In the past, turf maintenance vehicles generally employed mechanical systems to control the vehicle's various cutting functions, engine functions, etc. However, as electronic controllers have become more robust and sophisticated, it has been recognized that the control of a turf maintenance vehicle's various systems can be enhanced by utilizing electronic controllers. Accordingly, various electronic controllers have been utilized to monitor and/or control various functions on turf maintenance vehicles.
A first example of such a vehicle utilizing an electronic controller is U.S. Pat. No. 5,394,678 titled "Electronic Control for Turf Maintenance Vehicle" issued to Lonn et al and assigned to The Toro Company (the assignee of the present invention). This patent generally discloses use of an electronic controller for maintaining a predetermined cutting "clip" at varying ground speeds, heights of cut, and other changed conditions for a turf maintenance vehicle.
A second example of an electronic controller used on a turf maintenance vehicle is disclosed in U.S. Pat. No. 5,497,604, issued to Lonn et al and assigned to The Toro Company (the assignee of the present invention). This patent generally illustrates use of an electronic controller device to implement a "supervisor switch" for a turf maintenance vehicle. The switch automatically provides for maintaining an acceptable ground speed during cutting operations of a turf mower.
A third example which utilizes an electronic controller is disclosed in U.S. patent application Ser. No. 08/375,760 entitled "Electronic Liquid Level Detector", filed Jan. 20, 1995 to Lonn et al and assigned to The Toro Company (the assignee of the present invention). This application generally discloses a hydraulic fluid level detector. An electronic controller is used in connection with a measuring device for determining changes in the volume of hydraulic fluid in a reservoir of the type utilized on a turf maintenance vehicle. The processor monitors changes in volume in order to determine whether a leak condition exists (i.e., whether hydraulic fluid is escaping the reservoir).
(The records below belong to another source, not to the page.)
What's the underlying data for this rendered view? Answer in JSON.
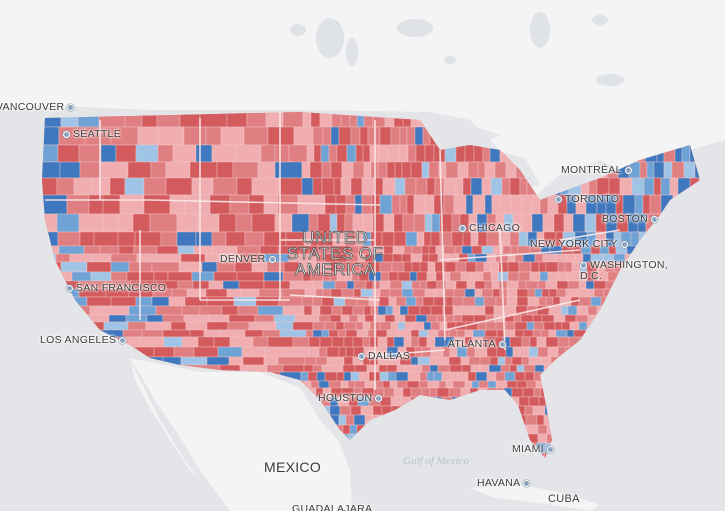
{
  "map": {
    "legend_colors": {
      "strong_rep": "#d35a5d",
      "rep": "#e07f82",
      "lean_rep": "#f0aeb0",
      "lean_dem": "#9fc4e6",
      "dem": "#6fa3d6",
      "strong_dem": "#3f78bf",
      "land": "#f6f6f6",
      "water": "#e4e6e9"
    },
    "country_labels": {
      "usa": "UNITED\nSTATES OF\nAMERICA",
      "mexico": "MEXICO",
      "cuba": "CUBA"
    },
    "water_labels": {
      "gulf": "Gulf of Mexico"
    },
    "cities": {
      "vancouver": "VANCOUVER",
      "seattle": "SEATTLE",
      "san_francisco": "SAN FRANCISCO",
      "los_angeles": "LOS ANGELES",
      "denver": "DENVER",
      "dallas": "DALLAS",
      "houston": "HOUSTON",
      "chicago": "CHICAGO",
      "atlanta": "ATLANTA",
      "miami": "MIAMI",
      "havana": "HAVANA",
      "montreal": "MONTRÉAL",
      "toronto": "TORONTO",
      "boston": "BOSTON",
      "new_york": "NEW YORK CITY",
      "washington": "WASHINGTON,\nD.C.",
      "guadalajara": "GUADALAJARA"
    }
  }
}
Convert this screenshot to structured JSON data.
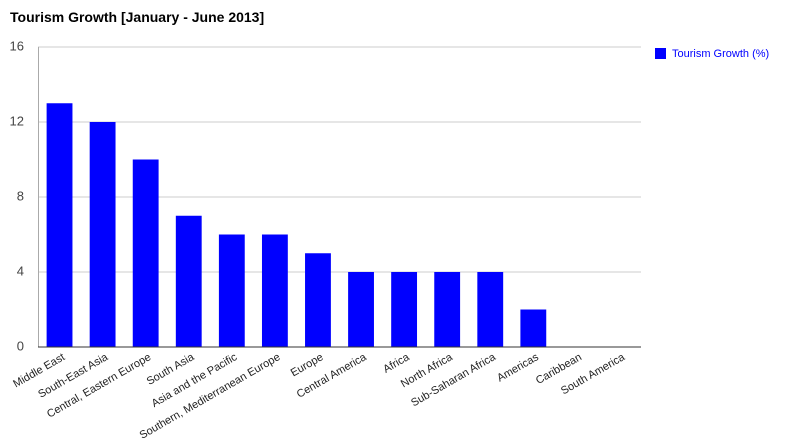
{
  "chart_data": {
    "type": "bar",
    "title": "Tourism Growth [January - June 2013]",
    "categories": [
      "Middle East",
      "South-East Asia",
      "Central, Eastern Europe",
      "South Asia",
      "Asia and the Pacific",
      "Southern, Mediterranean Europe",
      "Europe",
      "Central America",
      "Africa",
      "North Africa",
      "Sub-Saharan Africa",
      "Americas",
      "Caribbean",
      "South America"
    ],
    "series": [
      {
        "name": "Tourism Growth (%)",
        "color": "#0000ff",
        "values": [
          13,
          12,
          10,
          7,
          6,
          6,
          5,
          4,
          4,
          4,
          4,
          2,
          0,
          0
        ]
      }
    ],
    "ylim": [
      0,
      16
    ],
    "yticks": [
      0,
      4,
      8,
      12,
      16
    ],
    "grid": true,
    "legend": "right"
  }
}
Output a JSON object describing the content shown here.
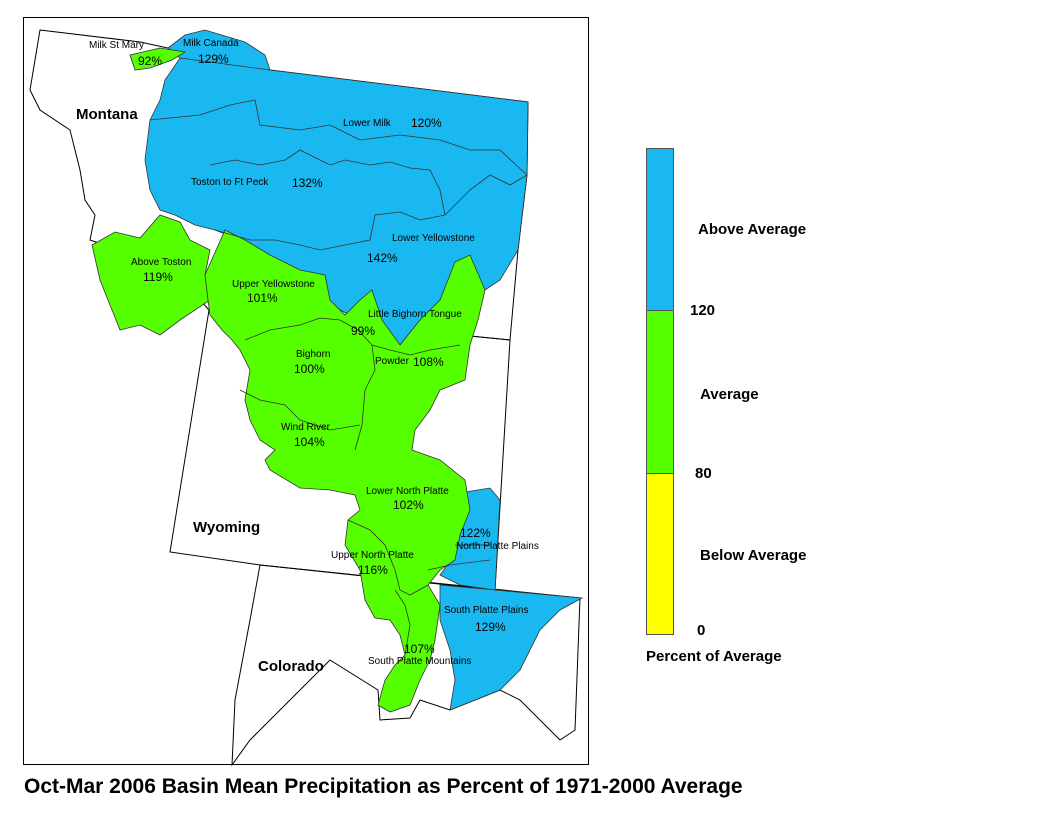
{
  "caption": "Oct-Mar 2006 Basin Mean Precipitation as Percent of 1971-2000 Average",
  "states": [
    "Montana",
    "Wyoming",
    "Colorado"
  ],
  "colors": {
    "above": "#1ab8f0",
    "average": "#55ff00",
    "below": "#ffff00"
  },
  "basins": [
    {
      "name": "Milk St Mary",
      "pct": "92%",
      "category": "average"
    },
    {
      "name": "Milk Canada",
      "pct": "129%",
      "category": "above"
    },
    {
      "name": "Lower Milk",
      "pct": "120%",
      "category": "above"
    },
    {
      "name": "Toston to Ft Peck",
      "pct": "132%",
      "category": "above"
    },
    {
      "name": "Lower Yellowstone",
      "pct": "142%",
      "category": "above"
    },
    {
      "name": "Above Toston",
      "pct": "119%",
      "category": "average"
    },
    {
      "name": "Upper Yellowstone",
      "pct": "101%",
      "category": "average"
    },
    {
      "name": "Little Bighorn Tongue",
      "pct": "99%",
      "category": "average"
    },
    {
      "name": "Bighorn",
      "pct": "100%",
      "category": "average"
    },
    {
      "name": "Powder",
      "pct": "108%",
      "category": "average"
    },
    {
      "name": "Wind River",
      "pct": "104%",
      "category": "average"
    },
    {
      "name": "Lower North Platte",
      "pct": "102%",
      "category": "average"
    },
    {
      "name": "North Platte Plains",
      "pct": "122%",
      "category": "above"
    },
    {
      "name": "Upper North Platte",
      "pct": "116%",
      "category": "average"
    },
    {
      "name": "South Platte Plains",
      "pct": "129%",
      "category": "above"
    },
    {
      "name": "South Platte Mountains",
      "pct": "107%",
      "category": "average"
    }
  ],
  "legend": {
    "title": "Percent of Average",
    "categories": [
      {
        "label": "Above Average",
        "color": "#1ab8f0"
      },
      {
        "label": "Average",
        "color": "#55ff00"
      },
      {
        "label": "Below Average",
        "color": "#ffff00"
      }
    ],
    "breaks": [
      "120",
      "80",
      "0"
    ]
  }
}
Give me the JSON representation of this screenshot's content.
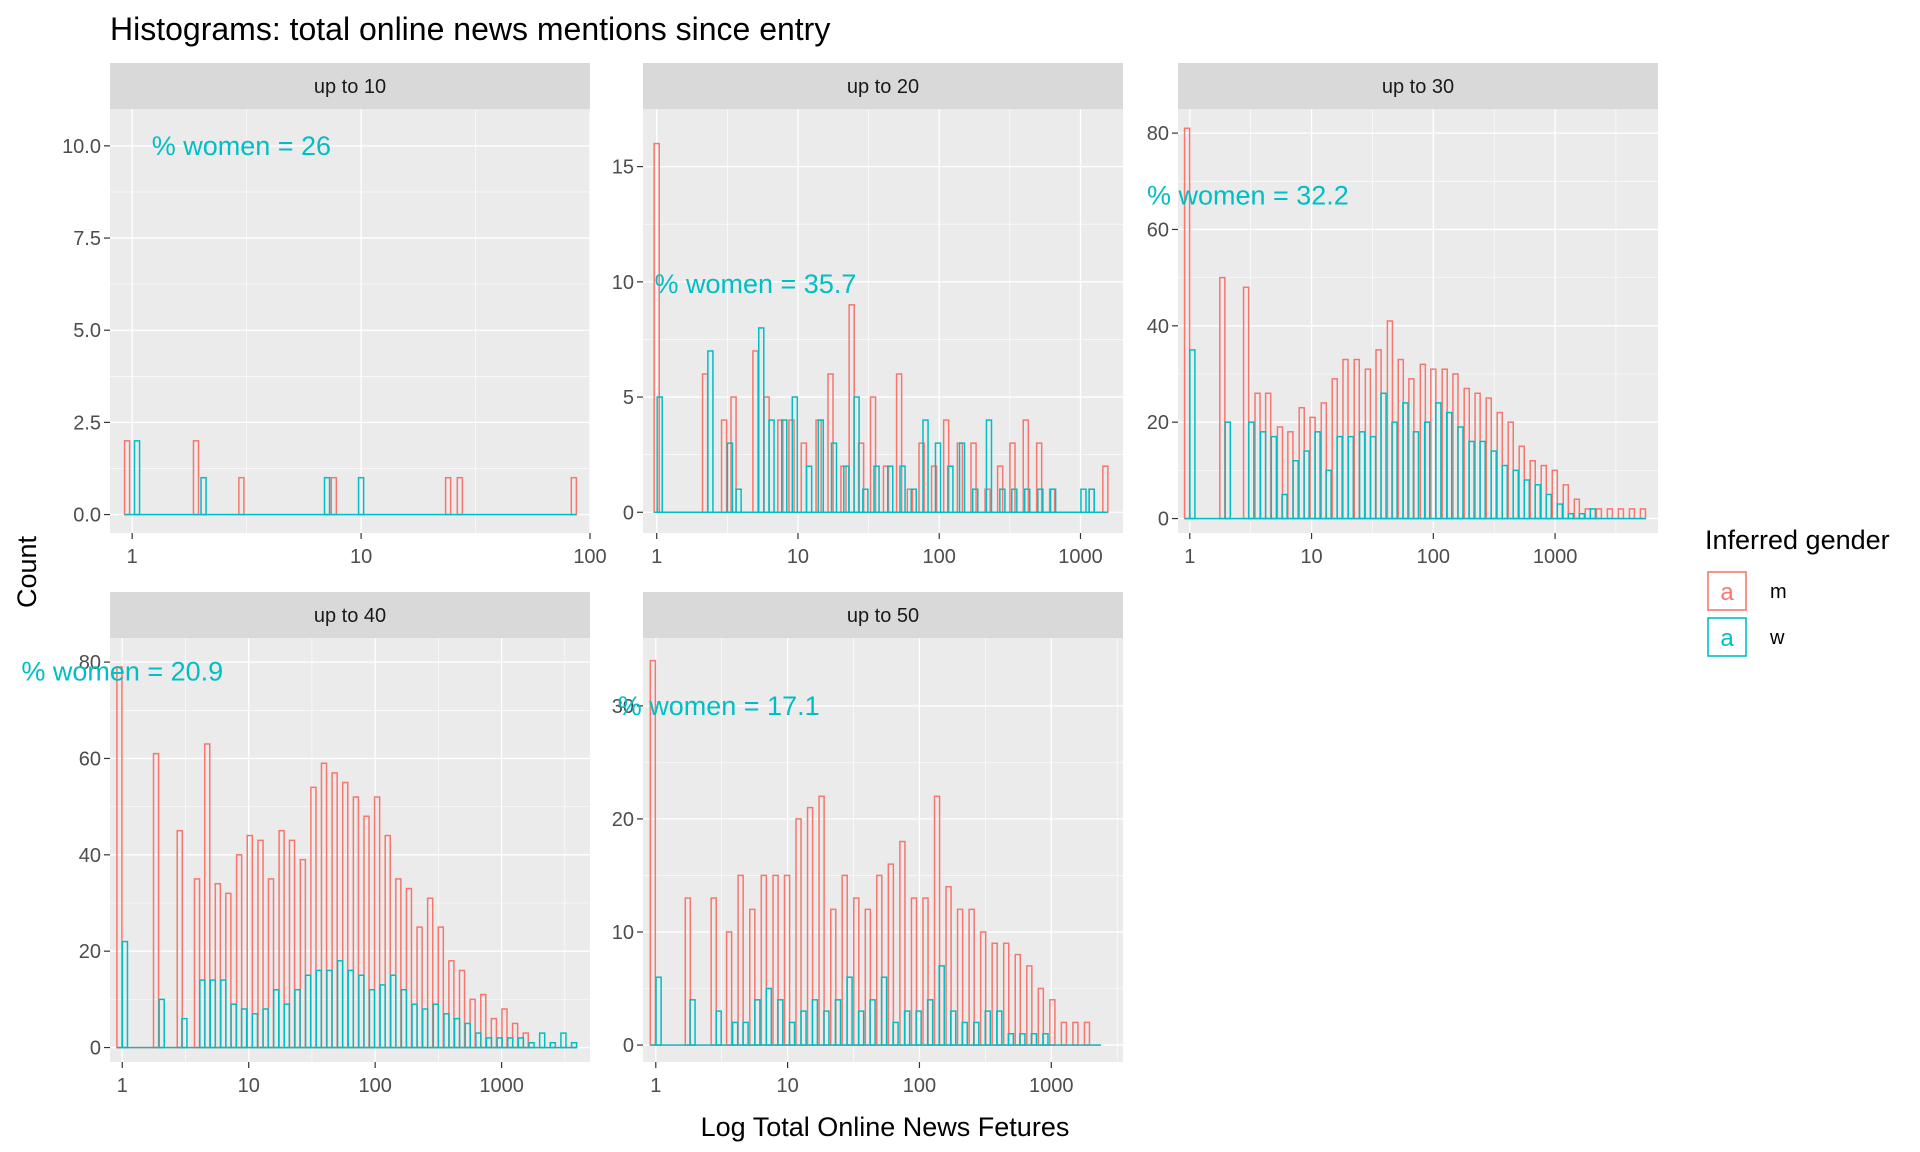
{
  "colors": {
    "m": "#F8766D",
    "w": "#00BFC4"
  },
  "chart_data": {
    "type": "bar",
    "title": "Histograms: total online news mentions since entry",
    "xlabel": "Log Total Online News Fetures",
    "ylabel": "Count",
    "x_scale": "log10",
    "grid": true,
    "legend": {
      "title": "Inferred gender",
      "position": "right",
      "key_glyph": "a",
      "entries": [
        {
          "label": "m",
          "key": "m"
        },
        {
          "label": "w",
          "key": "w"
        }
      ]
    },
    "panels": [
      {
        "strip": "up to 10",
        "annotation": "% women = 26",
        "annotation_at": [
          3,
          10.0
        ],
        "xlim": [
          0.8,
          100
        ],
        "ylim": [
          -0.5,
          11
        ],
        "y_ticks": [
          0.0,
          2.5,
          5.0,
          7.5,
          10.0
        ],
        "y_tick_labels": [
          "0.0",
          "2.5",
          "5.0",
          "7.5",
          "10.0"
        ],
        "x_ticks": [
          1,
          10,
          100
        ],
        "x_tick_labels": [
          "1",
          "10",
          "100"
        ],
        "series": [
          {
            "name": "m",
            "x": [
              0.95,
              1.9,
              3.0,
              7.6,
              24,
              27,
              85
            ],
            "values": [
              2,
              2,
              1,
              1,
              1,
              1,
              1
            ]
          },
          {
            "name": "w",
            "x": [
              1.05,
              2.05,
              7.1,
              10,
              10.5
            ],
            "values": [
              2,
              1,
              1,
              1,
              0
            ]
          }
        ]
      },
      {
        "strip": "up to 20",
        "annotation": "% women = 35.7",
        "annotation_at": [
          5,
          9.9
        ],
        "xlim": [
          0.8,
          2000
        ],
        "ylim": [
          -0.9,
          17.5
        ],
        "y_ticks": [
          0,
          5,
          10,
          15
        ],
        "y_tick_labels": [
          "0",
          "5",
          "10",
          "15"
        ],
        "x_ticks": [
          1,
          10,
          100,
          1000
        ],
        "x_tick_labels": [
          "1",
          "10",
          "100",
          "1000"
        ],
        "series": [
          {
            "name": "m",
            "x": [
              1,
              2.2,
              3,
              3.5,
              5,
              6,
              7.5,
              9,
              11,
              14,
              17,
              21,
              24,
              28,
              34,
              42,
              52,
              62,
              75,
              92,
              112,
              140,
              175,
              220,
              270,
              330,
              410,
              510,
              630,
              780,
              950,
              1200,
              1500
            ],
            "values": [
              16,
              6,
              4,
              5,
              7,
              5,
              4,
              4,
              3,
              4,
              6,
              2,
              9,
              3,
              5,
              2,
              6,
              1,
              3,
              2,
              4,
              3,
              3,
              1,
              2,
              3,
              4,
              3,
              1,
              0,
              0,
              1,
              2
            ]
          },
          {
            "name": "w",
            "x": [
              1.05,
              2.4,
              3.3,
              3.8,
              5.5,
              6.5,
              8,
              9.5,
              12,
              14.5,
              18,
              22,
              26,
              30,
              36,
              45,
              55,
              66,
              80,
              98,
              120,
              145,
              180,
              225,
              280,
              340,
              420,
              520,
              640,
              1050,
              1200
            ],
            "values": [
              5,
              7,
              3,
              1,
              8,
              4,
              4,
              5,
              2,
              4,
              3,
              2,
              5,
              1,
              2,
              2,
              2,
              1,
              4,
              3,
              2,
              3,
              1,
              4,
              1,
              1,
              1,
              1,
              1,
              1,
              1
            ]
          }
        ]
      },
      {
        "strip": "up to 30",
        "annotation": "% women = 32.2",
        "annotation_at": [
          3,
          67
        ],
        "xlim": [
          0.8,
          7000
        ],
        "ylim": [
          -3,
          85
        ],
        "y_ticks": [
          0,
          20,
          40,
          60,
          80
        ],
        "y_tick_labels": [
          "0",
          "20",
          "40",
          "60",
          "80"
        ],
        "x_ticks": [
          1,
          10,
          100,
          1000
        ],
        "x_tick_labels": [
          "1",
          "10",
          "100",
          "1000"
        ],
        "series": [
          {
            "name": "m",
            "x": [
              0.95,
              1.85,
              2.9,
              3.6,
              4.4,
              5.5,
              6.7,
              8.3,
              10.2,
              12.6,
              15.5,
              19,
              23.5,
              29,
              35.5,
              44,
              54,
              66,
              82,
              100,
              124,
              152,
              188,
              231,
              285,
              351,
              432,
              532,
              655,
              807,
              994,
              1224,
              1508,
              1857,
              2288,
              2818,
              3470,
              4275,
              5265
            ],
            "values": [
              81,
              50,
              48,
              26,
              26,
              19,
              18,
              23,
              21,
              24,
              29,
              33,
              33,
              31,
              35,
              41,
              33,
              29,
              32,
              31,
              31,
              30,
              27,
              26,
              25,
              22,
              20,
              15,
              12,
              11,
              10,
              7,
              4,
              2,
              2,
              2,
              2,
              2,
              2
            ]
          },
          {
            "name": "w",
            "x": [
              1.05,
              2.05,
              3.2,
              4.0,
              4.9,
              6.0,
              7.4,
              9.1,
              11.2,
              13.8,
              17,
              21,
              26,
              32,
              39,
              48,
              59,
              72,
              89,
              110,
              135,
              167,
              206,
              254,
              313,
              386,
              475,
              585,
              720,
              887,
              1093,
              1346,
              1658,
              2042
            ],
            "values": [
              35,
              20,
              20,
              18,
              17,
              5,
              12,
              14,
              18,
              10,
              17,
              17,
              18,
              17,
              26,
              20,
              24,
              18,
              20,
              24,
              22,
              19,
              16,
              16,
              14,
              11,
              10,
              8,
              7,
              5,
              3,
              1,
              1,
              2
            ]
          }
        ]
      },
      {
        "strip": "up to 40",
        "annotation": "% women = 20.9",
        "annotation_at": [
          1,
          78
        ],
        "xlim": [
          0.8,
          5000
        ],
        "ylim": [
          -3,
          85
        ],
        "y_ticks": [
          0,
          20,
          40,
          60,
          80
        ],
        "y_tick_labels": [
          "0",
          "20",
          "40",
          "60",
          "80"
        ],
        "x_ticks": [
          1,
          10,
          100,
          1000
        ],
        "x_tick_labels": [
          "1",
          "10",
          "100",
          "1000"
        ],
        "series": [
          {
            "name": "m",
            "x": [
              0.95,
              1.85,
              2.85,
              3.9,
              4.7,
              5.7,
              6.9,
              8.4,
              10.2,
              12.4,
              15,
              18.2,
              22,
              26.8,
              32.5,
              39.4,
              47.8,
              58,
              70.4,
              85.4,
              103.6,
              125.7,
              152.5,
              185,
              224.5,
              272.3,
              330.4,
              400.8,
              486.3,
              590,
              715.8,
              868.4,
              1053.6,
              1278.3,
              1550.9
            ],
            "values": [
              79,
              61,
              45,
              35,
              63,
              34,
              32,
              40,
              44,
              43,
              35,
              45,
              43,
              39,
              54,
              59,
              57,
              55,
              52,
              48,
              52,
              44,
              35,
              33,
              25,
              31,
              25,
              18,
              16,
              10,
              11,
              6,
              8,
              5,
              3
            ]
          },
          {
            "name": "w",
            "x": [
              1.05,
              2.05,
              3.1,
              4.3,
              5.2,
              6.3,
              7.6,
              9.2,
              11.2,
              13.6,
              16.5,
              20,
              24.3,
              29.5,
              35.8,
              43.5,
              52.8,
              64.1,
              77.8,
              94.4,
              114.6,
              139.1,
              168.8,
              204.9,
              248.7,
              301.8,
              366.3,
              444.6,
              539.6,
              654.9,
              794.8,
              964.6,
              1170.7,
              1420.8,
              1724.4,
              2092.8,
              2540,
              3082.7,
              3741.4
            ],
            "values": [
              22,
              10,
              6,
              14,
              14,
              14,
              9,
              8,
              7,
              8,
              12,
              9,
              12,
              15,
              16,
              16,
              18,
              16,
              15,
              12,
              13,
              15,
              12,
              9,
              8,
              9,
              7,
              6,
              5,
              3,
              2,
              2,
              2,
              2,
              1,
              3,
              1,
              3,
              1
            ]
          }
        ]
      },
      {
        "strip": "up to 50",
        "annotation": "% women = 17.1",
        "annotation_at": [
          3,
          30
        ],
        "xlim": [
          0.8,
          3500
        ],
        "ylim": [
          -1.5,
          36
        ],
        "y_ticks": [
          0,
          10,
          20,
          30
        ],
        "y_tick_labels": [
          "0",
          "10",
          "20",
          "30"
        ],
        "x_ticks": [
          1,
          10,
          100,
          1000
        ],
        "x_tick_labels": [
          "1",
          "10",
          "100",
          "1000"
        ],
        "series": [
          {
            "name": "m",
            "x": [
              0.95,
              1.75,
              2.75,
              3.6,
              4.4,
              5.4,
              6.6,
              8.1,
              9.9,
              12.1,
              14.8,
              18.1,
              22.2,
              27.1,
              33.2,
              40.6,
              49.6,
              60.7,
              74.3,
              90.9,
              111.2,
              136,
              166.3,
              203.4,
              248.8,
              304.3,
              372.2,
              455.3,
              556.9,
              681.2,
              833.2,
              1019.2,
              1246.6,
              1524.8,
              1865.1,
              2281.4
            ],
            "values": [
              34,
              13,
              13,
              10,
              15,
              12,
              15,
              15,
              15,
              20,
              21,
              22,
              12,
              15,
              13,
              12,
              15,
              16,
              18,
              13,
              13,
              22,
              14,
              12,
              12,
              10,
              9,
              9,
              8,
              7,
              5,
              4,
              2,
              2,
              2,
              0
            ]
          },
          {
            "name": "w",
            "x": [
              1.05,
              1.9,
              3.0,
              4.0,
              4.8,
              5.9,
              7.2,
              8.8,
              10.8,
              13.2,
              16.1,
              19.7,
              24.1,
              29.5,
              36.1,
              44.1,
              53.9,
              65.9,
              80.6,
              98.6,
              120.6,
              147.5,
              180.4,
              220.6,
              269.8,
              330,
              403.6,
              493.6,
              603.7,
              738.4,
              903.1
            ],
            "values": [
              6,
              4,
              3,
              2,
              2,
              4,
              5,
              4,
              2,
              3,
              4,
              3,
              4,
              6,
              3,
              4,
              6,
              2,
              3,
              3,
              4,
              7,
              3,
              2,
              2,
              3,
              3,
              1,
              1,
              1,
              1
            ]
          }
        ]
      }
    ]
  }
}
In each of the foregoing examples (the disclosures of which are hereby incorporated herein by reference and made a part hereof), the electronic controller utilizes a plurality of inputs and outputs to monitor the various conditions, to process the information, and to provide output to regulate the process and/or to warn the operator of improper conditions. It will be appreciated by those skilled in the art that, in many instances, it is beneficial for controllers located on the same turf vehicle to share information (either inputs, computed outputs, or error conditions).
Generally in the past, a single electronic controller was utilized to perform several functions. In these instances, however, reprogramming was required for the single processor to perform the various control functions. Alternatively, a different software program was required to be loaded into the controller--based on the other optional controller based devices located on board the turf maintenance vehicle and/or additional features. Both of these approaches, however, constituted a "fixed electronics architecture." Although such an approach may be implemented, this type of architecture has several drawbacks.
First, the issue of programmability discussed above creates drawbacks since a "fixed" program device is not compatible with normal product enhancement processes. By way of example, improvements are not easy to implement with these devices because often the electronic hardware must be replaced. Additionally, if non-interchangeable enhancements are implemented, then backward compatibility for service may be a problem.
Second, with this type of architecture it is difficult to determine the correct processor size from a commercial standpoint for any given electronic controller application (e.g., from a cost and upward enhancement standpoint). For example, if the controller is optimized for one application, then that controller may have more or less capability than is needed for the next application or enhancement. This creates a problem during the design process since the electronic controller must initially be designed with excess capacity. The alternative is to eliminate the excess capacity at the expense of limiting functionality or upward enhancements.
Third, it is oftentimes desirable to have the ability to share information among the various intelligent electronic processor devices located on-board. Over time, the ability to communicate may afford a reduction in costs (e.g., elimination of redundant sensor devices) and may promote further integrating on-board systems.
Therefore, there exists a need in the art to develop a system wherein the various electronic controller devices located on a turf maintenance vehicle are connected to a common bus, automatically polled to determine which controllers are present/operative, recorded by building a list of the various responding controllers connected to the bus, and connected to exchange information. The present invention directly addresses and overcomes the shortcomings of the prior art.